Adaptive station selection incorporating observation data quality for UPD estimation
摘要
To address the uneven spatial distribution and significant variations in observation data quality among multi-GNSS experiment (MGEX) stations, this paper proposes an adaptive station selection method (comprehensive adaptive site selection, CAS) for uncalibrated phase delay (UPD) estimation that incorporates observation data quality, thereby overcoming the limitations of traditional methods that neglect station geometry and data quality. A position dilution of precision (PDOP) and UPD error propagation model is developed. Using marginal benefit theory, the optimal number of stations is determined. A multi-indicator evaluation system based on Dempster-Shafer (D-S) evidence theory is established to assess data quality, enabling a dynamic grid algorithm that balances spatial geometry and data quality. The experiments are conducted using BeiDou‑3 navigation satellite system (BDS‑3) data.

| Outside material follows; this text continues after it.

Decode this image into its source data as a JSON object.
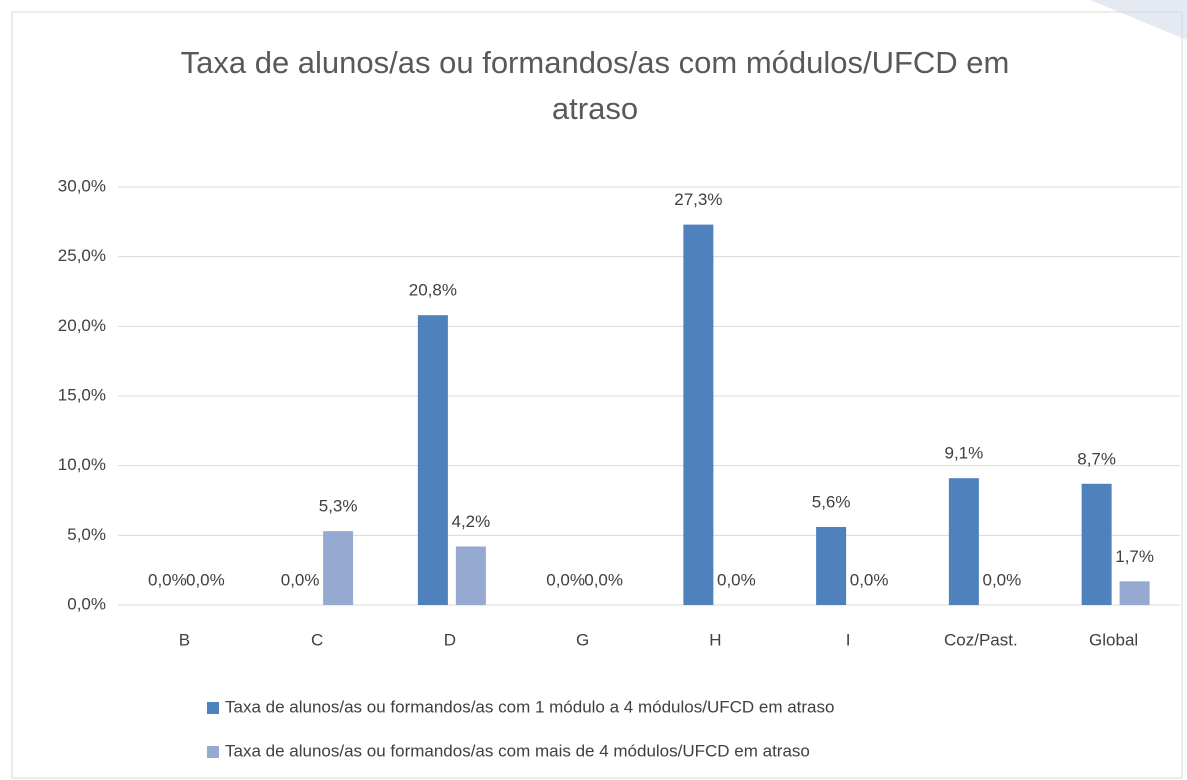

Experimental results demonstrate that the proposed method selects 80 optimal stations, accounting for only 30% of the global stations. The estimated Narrow-Lane (NL) UPD products achieve an accuracy better than 0.05 cycles, with a discrepancy of less than 0.002 cycles compared to the full-station solution, indicating comparable precision. Furthermore, the computational time is reduced by 54.1%.